More importantly, in our opinion, is the fact that same-store-sales decreased 4.5% year-over-year.

The company recently opted to divest its Trade Secret brand, which had been posting the largest same-store-sale declines of any chain in the company’s portfolio. Absent this divestiture, same-store-sales would likely have been down even further.

With more than 12,800 system-wide locations throughout the world, Regis is substantially larger than peers such as Ulta Salon, Cosmetics & Fragrance, Inc. (ULTA). The company has interests in a wide range of salon concepts, including higher-end salons such as the Regis brand, which has an average ticket of $37, and lower-cost brands such as MasterCuts and Supercuts, which have average tickets of $17 and $14, respectively.

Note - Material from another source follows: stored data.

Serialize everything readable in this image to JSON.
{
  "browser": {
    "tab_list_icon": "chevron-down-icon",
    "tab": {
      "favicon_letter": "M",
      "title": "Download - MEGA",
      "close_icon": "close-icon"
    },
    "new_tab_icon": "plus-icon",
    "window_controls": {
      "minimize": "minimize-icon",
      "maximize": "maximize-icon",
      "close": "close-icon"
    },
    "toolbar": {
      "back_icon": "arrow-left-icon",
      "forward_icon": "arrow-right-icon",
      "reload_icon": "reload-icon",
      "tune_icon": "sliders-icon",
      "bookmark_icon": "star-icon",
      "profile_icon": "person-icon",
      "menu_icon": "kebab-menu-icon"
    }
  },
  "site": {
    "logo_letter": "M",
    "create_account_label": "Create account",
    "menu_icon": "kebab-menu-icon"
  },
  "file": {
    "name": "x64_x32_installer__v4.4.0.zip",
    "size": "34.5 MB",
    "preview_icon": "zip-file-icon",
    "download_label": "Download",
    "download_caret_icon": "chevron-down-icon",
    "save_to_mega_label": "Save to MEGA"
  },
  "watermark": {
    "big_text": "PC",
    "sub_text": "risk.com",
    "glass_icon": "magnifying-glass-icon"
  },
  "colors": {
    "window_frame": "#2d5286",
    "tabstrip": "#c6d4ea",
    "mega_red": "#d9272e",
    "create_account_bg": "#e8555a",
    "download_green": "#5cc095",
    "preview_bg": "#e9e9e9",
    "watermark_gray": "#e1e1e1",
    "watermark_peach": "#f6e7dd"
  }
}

The third quarter sales figures imply that customers may be trading down, or at least delaying visits longer at the higher-end brands. The company’s best performing brand during the quarter was SmartStyle, which is located exclusively in Wal-Mart (WMT) Supercenters.

Regis is also feeling the impact of lower product sales as consumers scale back their expenditures. Product sales represented more than 23% of consolidated revenues in the quarter. Same-store product sales were down 6.5% in total, compared to a 3.9% decline in service revenues during the period.

Regis is the dominant company in the industry, and its platform should allow it to leverage its position should operating trends turn in the company's favor. Given the current challenging operating environment, the recent weakness in overall same-store sales, and potential financial constraints going forward, however, we maintain our Sell rating on the shares.